Getting to Yes, And

How to Walk Into a Room

Guest

Emily P. Freeman

Subscribe on

Kelly connects with best-selling author Emily P. Freeman to talk about her new book “How to Walk into a Room: The Art of Knowing When to Stay and When to Walk Away.”

I know your book is titled “How to Walk into a Room,” but the book is also about how to walk out of a room.

“I do think about if life were like a house, then every room holds a story. And there are some rooms that we walk into, and we know immediately: this is my room, and these are my people. And then we've got other rooms where we might crack the door, stick our head, and we're like: absolutely not, goodbye. But then there are those rooms where we maybe have belonged for a really long time; Maybe they've shaped us; Maybe they're rooms we fought to get into really hard; Maybe there were goals for us to walk into those rooms. But then something happens, a shift, a cultural change, a question. And we begin to wonder, is this still a room for me now? So, what do we do when a room that we're in perhaps isn't a room for us anymore?”

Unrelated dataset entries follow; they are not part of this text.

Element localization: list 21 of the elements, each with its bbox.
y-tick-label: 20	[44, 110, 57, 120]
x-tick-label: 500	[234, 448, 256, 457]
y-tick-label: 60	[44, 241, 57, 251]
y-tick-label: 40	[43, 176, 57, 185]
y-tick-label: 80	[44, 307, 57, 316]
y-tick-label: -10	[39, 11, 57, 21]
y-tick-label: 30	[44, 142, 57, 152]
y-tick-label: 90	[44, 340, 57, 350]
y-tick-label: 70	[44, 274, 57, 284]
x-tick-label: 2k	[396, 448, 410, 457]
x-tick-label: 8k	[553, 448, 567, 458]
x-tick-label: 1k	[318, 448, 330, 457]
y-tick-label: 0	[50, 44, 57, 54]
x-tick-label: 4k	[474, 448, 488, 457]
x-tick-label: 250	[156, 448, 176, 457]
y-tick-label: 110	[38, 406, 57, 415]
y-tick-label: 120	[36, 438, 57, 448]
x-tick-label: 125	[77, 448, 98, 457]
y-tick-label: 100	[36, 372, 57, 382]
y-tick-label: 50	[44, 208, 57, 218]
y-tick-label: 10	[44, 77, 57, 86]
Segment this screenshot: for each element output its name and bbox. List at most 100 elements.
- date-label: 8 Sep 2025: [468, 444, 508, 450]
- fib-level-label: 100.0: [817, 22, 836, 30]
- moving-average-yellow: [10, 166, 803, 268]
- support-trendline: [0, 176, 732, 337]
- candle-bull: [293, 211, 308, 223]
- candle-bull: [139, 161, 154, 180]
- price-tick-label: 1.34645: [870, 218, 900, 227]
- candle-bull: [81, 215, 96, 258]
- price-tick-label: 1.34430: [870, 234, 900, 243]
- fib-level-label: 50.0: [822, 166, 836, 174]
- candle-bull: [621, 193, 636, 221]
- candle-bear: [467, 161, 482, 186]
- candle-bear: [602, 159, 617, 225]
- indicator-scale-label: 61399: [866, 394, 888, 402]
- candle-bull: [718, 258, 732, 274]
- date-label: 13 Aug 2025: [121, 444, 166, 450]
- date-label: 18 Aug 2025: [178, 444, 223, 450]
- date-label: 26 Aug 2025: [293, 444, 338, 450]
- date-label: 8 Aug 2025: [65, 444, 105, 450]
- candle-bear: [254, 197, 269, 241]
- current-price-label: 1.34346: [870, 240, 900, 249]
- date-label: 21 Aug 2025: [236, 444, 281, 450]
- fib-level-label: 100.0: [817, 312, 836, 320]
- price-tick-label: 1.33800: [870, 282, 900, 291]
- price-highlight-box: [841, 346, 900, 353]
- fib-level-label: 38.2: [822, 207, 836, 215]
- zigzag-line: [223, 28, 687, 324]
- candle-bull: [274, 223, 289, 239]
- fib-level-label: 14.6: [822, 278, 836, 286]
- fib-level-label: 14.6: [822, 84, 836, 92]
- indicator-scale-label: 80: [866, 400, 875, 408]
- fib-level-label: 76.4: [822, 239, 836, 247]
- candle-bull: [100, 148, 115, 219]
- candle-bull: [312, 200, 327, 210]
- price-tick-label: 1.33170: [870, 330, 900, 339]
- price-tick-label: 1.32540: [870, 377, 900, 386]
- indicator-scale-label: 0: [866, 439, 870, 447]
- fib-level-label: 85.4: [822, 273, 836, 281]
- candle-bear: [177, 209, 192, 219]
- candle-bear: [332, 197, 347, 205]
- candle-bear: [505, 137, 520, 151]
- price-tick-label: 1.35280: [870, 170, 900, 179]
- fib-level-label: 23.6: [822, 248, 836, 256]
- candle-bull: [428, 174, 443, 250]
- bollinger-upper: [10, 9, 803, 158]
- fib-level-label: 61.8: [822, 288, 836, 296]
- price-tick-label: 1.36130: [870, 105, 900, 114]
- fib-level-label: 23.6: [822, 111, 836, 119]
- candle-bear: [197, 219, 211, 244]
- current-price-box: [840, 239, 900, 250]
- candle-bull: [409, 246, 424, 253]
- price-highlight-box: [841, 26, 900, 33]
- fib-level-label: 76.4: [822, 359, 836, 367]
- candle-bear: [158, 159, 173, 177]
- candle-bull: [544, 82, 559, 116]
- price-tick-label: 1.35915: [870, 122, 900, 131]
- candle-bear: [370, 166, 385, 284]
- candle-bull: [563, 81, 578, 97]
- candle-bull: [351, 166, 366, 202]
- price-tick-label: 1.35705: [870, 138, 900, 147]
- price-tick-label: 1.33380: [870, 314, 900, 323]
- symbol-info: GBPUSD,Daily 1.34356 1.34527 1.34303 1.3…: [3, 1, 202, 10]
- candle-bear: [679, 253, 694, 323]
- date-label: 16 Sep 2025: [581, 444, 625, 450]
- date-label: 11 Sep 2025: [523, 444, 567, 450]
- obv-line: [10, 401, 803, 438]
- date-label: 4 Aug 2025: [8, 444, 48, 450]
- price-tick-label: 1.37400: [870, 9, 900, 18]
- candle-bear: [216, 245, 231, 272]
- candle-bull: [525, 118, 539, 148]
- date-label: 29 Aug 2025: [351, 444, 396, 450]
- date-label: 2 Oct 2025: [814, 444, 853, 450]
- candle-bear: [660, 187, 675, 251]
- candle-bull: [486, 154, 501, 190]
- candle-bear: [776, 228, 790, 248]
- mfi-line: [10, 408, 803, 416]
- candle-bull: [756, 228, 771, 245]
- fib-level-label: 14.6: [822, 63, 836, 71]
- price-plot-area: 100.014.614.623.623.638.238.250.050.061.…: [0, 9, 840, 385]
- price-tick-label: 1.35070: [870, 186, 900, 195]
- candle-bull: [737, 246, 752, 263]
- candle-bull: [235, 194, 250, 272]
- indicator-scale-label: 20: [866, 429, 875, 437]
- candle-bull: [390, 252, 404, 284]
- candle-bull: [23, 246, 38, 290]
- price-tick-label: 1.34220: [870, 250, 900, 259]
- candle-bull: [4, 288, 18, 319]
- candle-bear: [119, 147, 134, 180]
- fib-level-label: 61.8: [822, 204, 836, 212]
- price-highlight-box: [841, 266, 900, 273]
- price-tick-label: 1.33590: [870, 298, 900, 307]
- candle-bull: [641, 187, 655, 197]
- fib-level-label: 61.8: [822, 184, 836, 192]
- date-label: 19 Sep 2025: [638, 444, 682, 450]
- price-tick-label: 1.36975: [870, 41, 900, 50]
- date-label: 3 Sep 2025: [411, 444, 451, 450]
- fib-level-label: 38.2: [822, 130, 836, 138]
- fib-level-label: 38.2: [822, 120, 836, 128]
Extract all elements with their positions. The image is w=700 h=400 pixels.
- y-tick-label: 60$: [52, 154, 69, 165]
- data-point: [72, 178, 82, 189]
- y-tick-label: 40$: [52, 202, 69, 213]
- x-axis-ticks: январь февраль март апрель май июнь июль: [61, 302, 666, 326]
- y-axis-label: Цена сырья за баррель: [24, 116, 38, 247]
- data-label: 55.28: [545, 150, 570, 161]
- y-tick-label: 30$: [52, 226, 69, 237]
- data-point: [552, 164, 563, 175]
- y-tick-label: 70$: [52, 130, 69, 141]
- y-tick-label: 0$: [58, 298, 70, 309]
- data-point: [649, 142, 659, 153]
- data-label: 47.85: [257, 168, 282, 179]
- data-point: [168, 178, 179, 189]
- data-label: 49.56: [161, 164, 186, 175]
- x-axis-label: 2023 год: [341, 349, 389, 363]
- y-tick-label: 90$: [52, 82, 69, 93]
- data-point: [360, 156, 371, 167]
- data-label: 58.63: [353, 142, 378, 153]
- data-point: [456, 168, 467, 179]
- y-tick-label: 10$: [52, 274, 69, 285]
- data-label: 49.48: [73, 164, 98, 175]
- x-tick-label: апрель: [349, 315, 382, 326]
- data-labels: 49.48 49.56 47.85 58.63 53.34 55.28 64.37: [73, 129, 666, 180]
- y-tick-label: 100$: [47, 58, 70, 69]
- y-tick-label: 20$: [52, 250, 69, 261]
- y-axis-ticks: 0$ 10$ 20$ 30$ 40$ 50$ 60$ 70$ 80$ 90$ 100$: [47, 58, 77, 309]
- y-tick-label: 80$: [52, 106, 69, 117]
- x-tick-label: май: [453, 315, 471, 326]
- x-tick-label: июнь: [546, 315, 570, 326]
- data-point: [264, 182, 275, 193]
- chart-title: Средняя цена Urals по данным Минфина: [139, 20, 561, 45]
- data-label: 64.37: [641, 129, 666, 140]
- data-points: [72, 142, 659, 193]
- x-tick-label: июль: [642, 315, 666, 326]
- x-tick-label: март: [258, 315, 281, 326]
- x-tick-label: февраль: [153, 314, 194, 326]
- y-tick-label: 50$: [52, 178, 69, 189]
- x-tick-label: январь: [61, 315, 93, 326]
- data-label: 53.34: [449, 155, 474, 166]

And how we are raised and where we come from all effects our being in that room or not.

"The most difficult questions that people come to me with when we're in conversation is when they're questioning a room that they're in that they've loved; that they've been part of; and they're starting to question their belonging there. It's the rooms that are tied to our identity. And so those questions that we have are formed by the ways we've been formed before we even entered that room. And so, sometimes that can keep us from questioning whether or not we might want to enter a hallway or enter a different room because what does this say about me as a person, and what will I have left if I walk out?” ”

Talk to us about the sacred space of the pause or, as you call it, the hallway.

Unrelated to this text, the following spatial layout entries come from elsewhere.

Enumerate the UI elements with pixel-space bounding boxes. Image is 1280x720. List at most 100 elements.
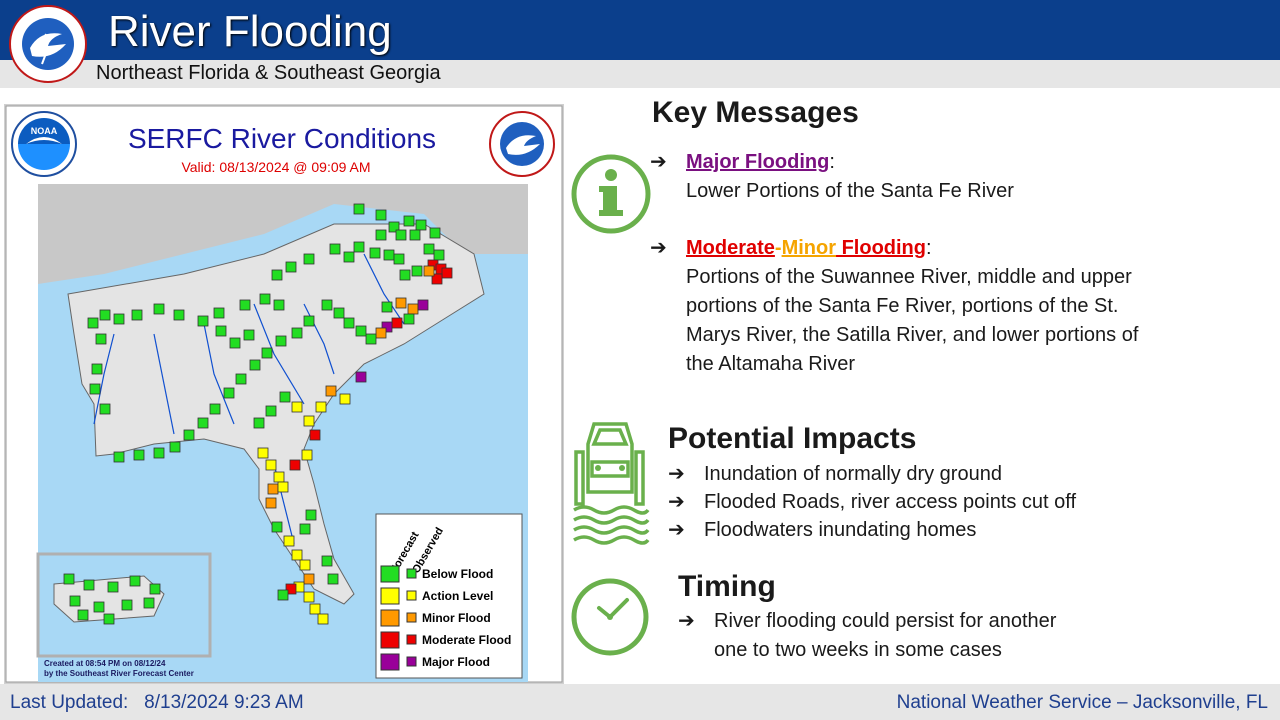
gauge-marker <box>143 597 155 609</box>
gauge-marker <box>99 403 111 415</box>
gauge-marker <box>343 317 355 329</box>
gauge-marker <box>301 449 313 461</box>
gauge-marker <box>291 401 303 413</box>
gauge-marker <box>393 253 405 265</box>
gauge-marker <box>395 229 407 241</box>
gauge-marker <box>303 315 315 327</box>
gauge-marker <box>267 483 279 495</box>
gauge-marker <box>285 583 297 595</box>
moderate-minor-line-1: Portions of the Suwannee River, middle a… <box>686 266 1132 288</box>
gauge-marker <box>381 301 393 313</box>
moderate-minor-dash: - <box>774 237 782 259</box>
gauge-marker <box>273 299 285 311</box>
gauge-marker <box>275 335 287 347</box>
gauge-marker <box>249 359 261 371</box>
legend-observed-swatch <box>406 656 417 667</box>
impact-text-1: Inundation of normally dry ground <box>704 463 1002 485</box>
map-created-line1: Created at 08:54 PM on 08/12/24 <box>44 659 166 668</box>
gauge-marker <box>333 307 345 319</box>
gauge-marker <box>169 441 181 453</box>
flooding-label: Flooding <box>836 237 926 259</box>
gauge-marker <box>321 299 333 311</box>
office-name: National Weather Service – Jacksonville,… <box>896 692 1268 713</box>
gauge-marker <box>149 583 161 595</box>
footer-bar <box>0 684 1280 720</box>
gauge-marker <box>99 309 111 321</box>
impact-text-3: Floodwaters inundating homes <box>704 519 977 541</box>
flooded-car-icon <box>573 422 650 545</box>
gauge-marker <box>271 269 283 281</box>
gauge-marker <box>197 315 209 327</box>
gauge-marker <box>353 241 365 253</box>
moderate-minor-line-2: portions of the Santa Fe River, portions… <box>686 295 1119 317</box>
gauge-marker <box>365 333 377 345</box>
gauge-marker <box>213 307 225 319</box>
arrow-icon: ➔ <box>650 237 667 259</box>
subheader-bar <box>0 60 1280 88</box>
gauge-marker <box>327 573 339 585</box>
moderate-minor-line-3: Marys River, the Satilla River, and lowe… <box>686 324 1139 346</box>
gauge-marker <box>343 251 355 263</box>
gauge-marker <box>93 601 105 613</box>
gauge-marker <box>173 309 185 321</box>
gauge-marker <box>403 313 415 325</box>
gauge-marker <box>317 613 329 625</box>
gauge-marker <box>89 383 101 395</box>
map-banner <box>10 108 556 184</box>
nws-logo <box>9 5 87 83</box>
legend-forecast-swatch <box>380 587 400 605</box>
gauge-marker <box>197 417 209 429</box>
legend-label: Action Level <box>422 589 493 603</box>
gauge-marker <box>63 573 75 585</box>
page-subtitle: Northeast Florida & Southeast Georgia <box>96 62 441 84</box>
gauge-marker <box>407 303 419 315</box>
gauge-marker <box>291 549 303 561</box>
gauge-marker <box>383 249 395 261</box>
gauge-marker <box>95 333 107 345</box>
gauge-marker <box>131 309 143 321</box>
gauge-marker <box>257 447 269 459</box>
gauge-marker <box>423 243 435 255</box>
gauge-marker <box>289 459 301 471</box>
noaa-logo-text: NOAA <box>31 126 58 136</box>
gauge-marker <box>299 523 311 535</box>
gauge-marker <box>273 471 285 483</box>
impacts-heading: Potential Impacts <box>668 422 917 455</box>
serfc-map: NOAA SERFC River Conditions Valid: 08/13… <box>4 104 564 684</box>
gauge-marker <box>277 589 289 601</box>
major-flooding-label: Major Flooding <box>686 151 830 173</box>
legend-forecast-swatch <box>380 653 400 671</box>
gauge-marker <box>309 429 321 441</box>
gauge-marker <box>299 559 311 571</box>
gauge-marker <box>325 385 337 397</box>
gauge-markers <box>63 203 453 625</box>
gauge-marker <box>103 613 115 625</box>
map-created-line2: by the Southeast River Forecast Center <box>44 669 194 678</box>
gauge-marker <box>388 221 400 233</box>
last-updated: Last Updated: 8/13/2024 9:23 AM <box>10 692 304 714</box>
gauge-marker <box>253 417 265 429</box>
gauge-marker <box>113 313 125 325</box>
gauge-marker <box>391 317 403 329</box>
gauge-marker <box>353 203 365 215</box>
gauge-marker <box>423 265 435 277</box>
gauge-marker <box>399 269 411 281</box>
legend-observed-swatch <box>406 568 417 579</box>
map-valid-date: Valid: 08/13/2024 @ 09:09 AM <box>181 159 370 175</box>
gauge-marker <box>271 521 283 533</box>
gauge-marker <box>229 337 241 349</box>
moderate-label: Moderate <box>686 237 775 259</box>
gauge-marker <box>417 299 429 311</box>
gauge-marker <box>107 581 119 593</box>
gauge-marker <box>381 321 393 333</box>
legend-observed-swatch <box>406 590 417 601</box>
gauge-marker <box>429 227 441 239</box>
last-updated-label: Last Updated: <box>10 692 129 713</box>
gauge-marker <box>91 363 103 375</box>
major-colon: : <box>829 151 835 173</box>
info-circle-icon <box>571 154 651 234</box>
gauge-marker <box>113 451 125 463</box>
gauge-marker <box>279 391 291 403</box>
gauge-marker <box>243 329 255 341</box>
gauge-marker <box>303 573 315 585</box>
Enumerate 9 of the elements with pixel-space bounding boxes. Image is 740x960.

“So, I find that pause, that sacred pause, what could be a sacred pause - It may last for a moment. Or you might live a lot of your life in the sacred pause, what I would call the hallway, the space between the space, this liminal space where maybe a lot is happening, where it looks like nothing is happening. And what do we do in those spaces when we don't know what to do? I think that's something that we can be afraid of. But, you know, I find a lot of the juiciness and the discomfort of it - that's where good things happen. And so that's the hallway space.”